In this study, some regulatory genes related to immune cell development and immune response regulation were differentially expressed after molting. CBLB has a negative regulatory role with regard to lymphocyte receptors (Nanjappa et al., 2020). The down-regulation of CBLB observed here may help to maintain immune response homeostasis.

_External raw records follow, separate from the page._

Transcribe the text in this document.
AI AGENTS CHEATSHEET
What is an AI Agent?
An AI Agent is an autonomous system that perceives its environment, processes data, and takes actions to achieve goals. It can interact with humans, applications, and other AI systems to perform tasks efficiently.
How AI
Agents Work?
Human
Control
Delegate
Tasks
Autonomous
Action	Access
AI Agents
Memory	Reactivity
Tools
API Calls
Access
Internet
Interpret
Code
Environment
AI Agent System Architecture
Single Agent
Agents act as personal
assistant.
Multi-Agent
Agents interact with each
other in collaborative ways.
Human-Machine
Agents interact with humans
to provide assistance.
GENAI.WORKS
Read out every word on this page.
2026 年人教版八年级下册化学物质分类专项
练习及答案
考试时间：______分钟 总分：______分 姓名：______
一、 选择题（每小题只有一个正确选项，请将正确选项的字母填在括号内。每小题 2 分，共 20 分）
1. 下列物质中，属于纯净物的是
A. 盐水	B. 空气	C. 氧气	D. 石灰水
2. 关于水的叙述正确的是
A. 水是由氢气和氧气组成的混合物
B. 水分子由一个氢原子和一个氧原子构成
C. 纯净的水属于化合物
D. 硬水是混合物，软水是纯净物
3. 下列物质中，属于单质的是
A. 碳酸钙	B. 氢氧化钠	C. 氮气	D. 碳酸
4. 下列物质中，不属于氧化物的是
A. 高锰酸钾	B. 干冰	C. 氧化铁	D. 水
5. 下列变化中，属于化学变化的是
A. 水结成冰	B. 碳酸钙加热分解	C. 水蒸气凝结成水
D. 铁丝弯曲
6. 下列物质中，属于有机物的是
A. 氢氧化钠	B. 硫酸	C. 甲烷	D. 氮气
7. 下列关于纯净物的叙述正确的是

During their lifetime, cells face a variety of endogenous and exogenous stresses, including protein misfolding, organelle damage, nutrient deficiency and pathogen invasion. Autophagy is an important way for cells to respond to these stresses. The substances to be removed are wrapped and then transported to lysosomes for degradation (Rakesh et al., 2022; Zhou et al., 2022). ATG5 is an essential component in the formation of autophagy vesicles and plays a key regulatory role in many aspects of lymphocyte development and proliferation (Kim et al., 2020). Upregulation of ATG5 has a positive regulatory role in immune system development and in the immune response. ITGA4 triggers the aggregation of homogenous leukocyte lines onto activated endothelial cells and is involved in T-cell interactions with target cells. In the present study, ITGA4 contributed to enhancement of the immune response. Asparagine is an essential component for the assembly of MHC class I molecules (Fu et al., 2022). LGMN has strict specificity for the hydrolysis of asparagine bonds and participates in the processing of MHC Class II antigen-presenting proteins in the lysosomal/endosomal system. Research conducted in vertebrates has shown that LGMN can promote cardiac repair (Jia et al., 2022). In the present study, LGMN was beneficial for antigen processing and presentation during the immune response and may also play a positive role in tissue repair and regeneration after E. sinensis molting. SPON2 acts as an opsonin for macrophages. It binds directly to bacteria and is critical for initiating innate immune responses (Zhou et al., 2021). SPON2 may have a positive regulatory role by enhancing resistance to pathogenic microorganisms during the post-molt period of E. sinensis.

Conclusion

In this study, comparative transcriptome analysis was carried out on the heart of E. sinensis at the post-molt and inter-molt stages. The results showed significant differential expression of many regulatory pathways and genes involved in regeneration, antioxidation, anti-aging and the immune response. Aside from cardiac development and with regard to the regulation of regeneration, these DEGs were relevant to myocardial movement and to neuronal signal transduction. With regard to antioxidation and anti-aging, the DEGs were involved with regulation on GSH homeostasis and biological rhythms. With regard to the immune response, the DEGs were involved in the regulation of immune cell development and the immune response. This study provides a theoretical background for further research into regulatory mechanisms in E. sinensis and other economically valuable crustaceans (eg. procambarus clarkii) and the crustacean breeding industry in general. In contrast to vertebrates, the heart of E. sinensis has strong regenerative potential. This study may provide a theoretical framework for further research into the regulatory mechanisms of organ regeneration and anti-aging in vertebrates.